I'd put a newline before & after 'yield' here but its up to you.
Comment 19 Zeeshan Ali 2012-05-08 12:22:22 UTC
Review of attachment 213656 [details] [review]:

::: src/libvirt-machine.vala
@@ -157,3 +157,3 @@
     }
 
-    private void update_io_stat (DomainInfo info, ref MachineStat stat) {
+    private async void update_io_stat (DomainInfo info, MachineStat *stat) {

As elmarco, pointed out there is no need for use of pointers. A 'ref' param perhaps?

@@ -166,3 +166,3 @@
                 return;
 
-            stat.disk = disk.get_stats ();
+            yield run_in_thread ( () => {

I suggest to instead add async variants to these libvirt-glib calls. That would be consistent with how we have been solving these kind of issues and benefit other libvirt-glib apps too.
Comment 20 Alexander Larsson 2012-05-08 12:31:01 UTC
Review of attachment 213656 [details] [review]:

::: src/libvirt-machine.vala
@@ +157,3 @@
     }
 
+    private async void update_io_stat (DomainInfo info, MachineStat *stat) {

Ref isn't supported on async functions.

@@ +166,3 @@
                 return;
 
+            yield run_in_thread ( () => {

I agree that libvirt-glib should have these, but it should be easy to switch boxes to that when its supported.
Comment 21 Alexander Larsson 2012-05-08 13:08:23 UTC
Created attachment 213664 [details] [review]
Track the running machine state rather than doing sync calls

This means we know locally if the machine is running, paused or
not running.
Comment 22 Alexander Larsson 2012-05-08 13:09:36 UTC
Updated the event patch
Comment 23 Zeeshan Ali 2012-05-08 13:21:08 UTC
Created attachment 213665 [details] [review]
Make use of domain signals to keep track of it's state
Comment 24 Alexander Larsson 2012-05-08 14:34:17 UTC
Created attachment 213673 [details] [review]
Alternative event patch

This patch doesn't use DomainState as that is not what you get from following the events.
Comment 25 Zeeshan Ali 2012-05-08 14:43:55 UTC
Review of attachment 213673 [details] [review]:

Looks good but wonder if it would be a good idea to put this new enum and is_running impl to base Machine class?
Comment 26 Alexander Larsson 2012-05-08 15:04:13 UTC
Created attachment 213676 [details] [review]
Add MachineState enum and property to Machine, implement is_running over it

This means we can track the state without having to do sync calls.
Comment 27 Zeeshan Ali 2012-05-08 15:13:45 UTC
Review of attachment 213676 [details] [review]:

Looks good.

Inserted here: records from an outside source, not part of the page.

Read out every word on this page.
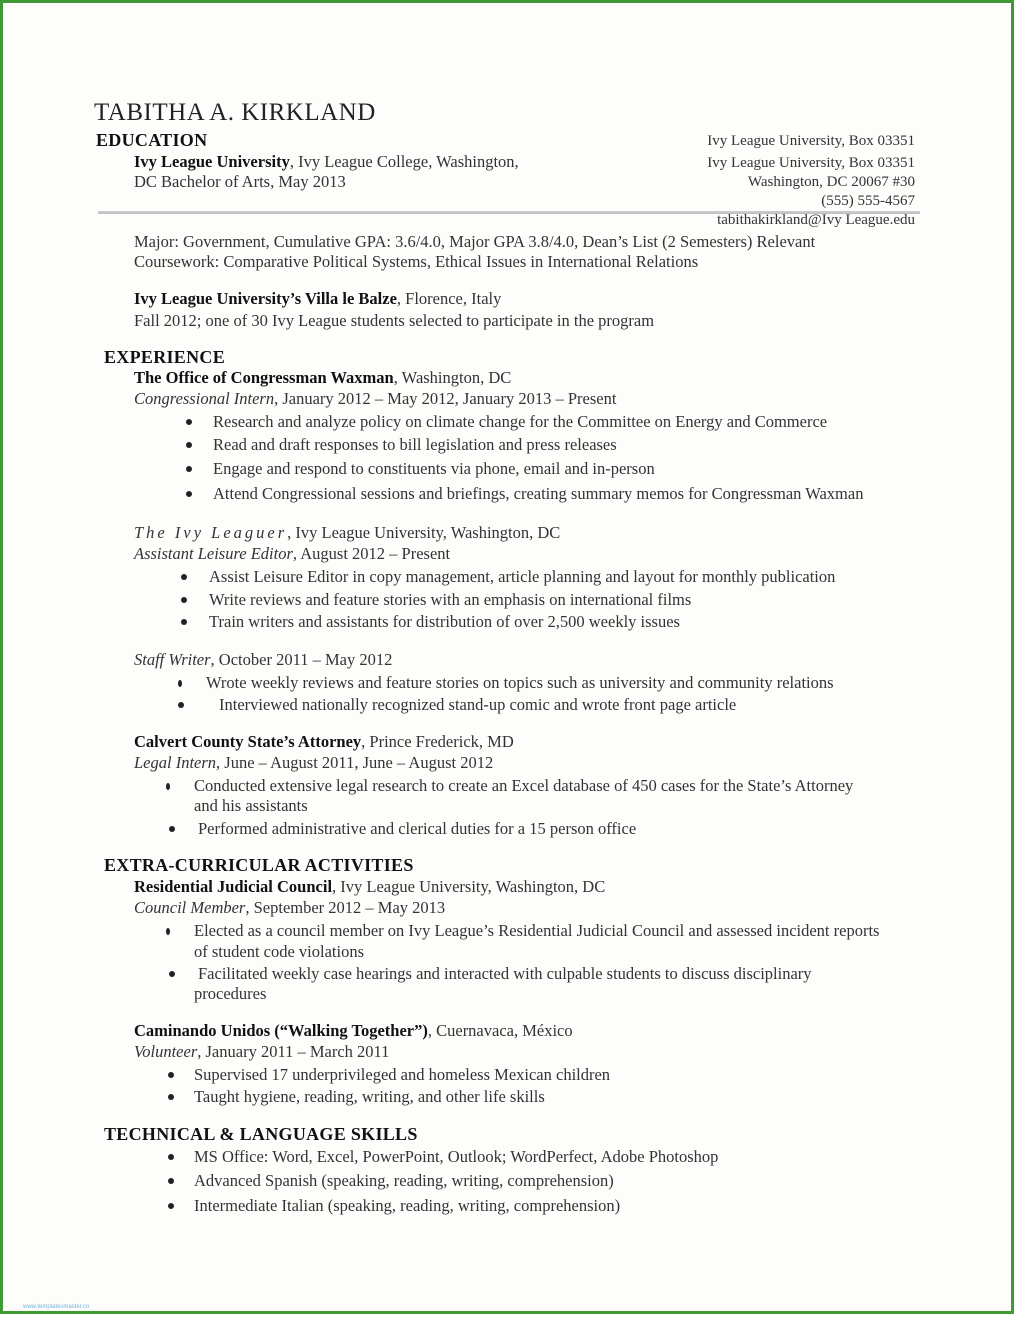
TABITHA A. KIRKLAND
Ivy League University, Box 03351
Ivy League University, Box 03351
Washington, DC 20067 #30
(555) 555-4567
tabithakirkland@Ivy League.edu
EDUCATION
Ivy League University, Ivy League College, Washington,
DC Bachelor of Arts, May 2013
Major: Government, Cumulative GPA: 3.6/4.0, Major GPA 3.8/4.0, Dean’s List (2 Semesters) Relevant
Coursework: Comparative Political Systems, Ethical Issues in International Relations
Ivy League University’s Villa le Balze, Florence, Italy
Fall 2012; one of 30 Ivy League students selected to participate in the program
EXPERIENCE
The Office of Congressman Waxman, Washington, DC
Congressional Intern, January 2012 – May 2012, January 2013 – Present
Research and analyze policy on climate change for the Committee on Energy and Commerce
Read and draft responses to bill legislation and press releases
Engage and respond to constituents via phone, email and in-person
Attend Congressional sessions and briefings, creating summary memos for Congressman Waxman
The Ivy Leaguer, Ivy League University, Washington, DC
Assistant Leisure Editor, August 2012 – Present
Assist Leisure Editor in copy management, article planning and layout for monthly publication
Write reviews and feature stories with an emphasis on international films
Train writers and assistants for distribution of over 2,500 weekly issues
Staff Writer, October 2011 – May 2012
Wrote weekly reviews and feature stories on topics such as university and community relations
Interviewed nationally recognized stand-up comic and wrote front page article
Calvert County State’s Attorney, Prince Frederick, MD
Legal Intern, June – August 2011, June – August 2012
Conducted extensive legal research to create an Excel database of 450 cases for the State’s Attorney
and his assistants
Performed administrative and clerical duties for a 15 person office
EXTRA-CURRICULAR ACTIVITIES
Residential Judicial Council, Ivy League University, Washington, DC
Council Member, September 2012 – May 2013
Elected as a council member on Ivy League’s Residential Judicial Council and assessed incident reports
of student code violations
Facilitated weekly case hearings and interacted with culpable students to discuss disciplinary
procedures
Caminando Unidos (“Walking Together”), Cuernavaca, México
Volunteer, January 2011 – March 2011
Supervised 17 underprivileged and homeless Mexican children
Taught hygiene, reading, writing, and other life skills
TECHNICAL & LANGUAGE SKILLS
MS Office: Word, Excel, PowerPoint, Outlook; WordPerfect, Adobe Photoshop
Advanced Spanish (speaking, reading, writing, comprehension)
Intermediate Italian (speaking, reading, writing, comprehension)
www.templatesmaster.co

Just one nitpick about commit summary again: Please move 'and implement is_running over it' part to description and 'and' -> '&' to fit summary in ~50 cols.
Comment 28 Alexander Larsson 2012-05-08 15:22:50 UTC
commited.
Comment 29 Marc-Andre Lureau 2012-05-09 00:52:03 UTC
there is a regression that has been introduced

the screenshots are grayed in initial startup even if the VM is running
Comment 30 Alexander Larsson 2012-05-09 08:22:13 UTC
Thats likely from is_running moving to events, as thats what triggers that. Will look into it.
Comment 31 Alexander Larsson 2012-05-09 12:45:40 UTC
Created attachment 213735 [details] [review]
Init Machine.state in constructor, not later

We need this early on to see whether to show the screenshot as running or not on startup.
Comment 32 Marc-Andre Lureau 2012-05-09 12:54:50 UTC
Review of attachment 213735 [details] [review]:

ack, thanks
Comment 33 Zeeshan Ali 2012-05-10 14:49:16 UTC
This bug is fixed now?
Comment 34 Zeeshan Ali 2012-05-14 21:47:16 UTC
(In reply to comment #33)
> This bug is fixed now?

I assume the answer is 'yes' since all patches have been committed and I dont see any pending issues.. Feel free to correct.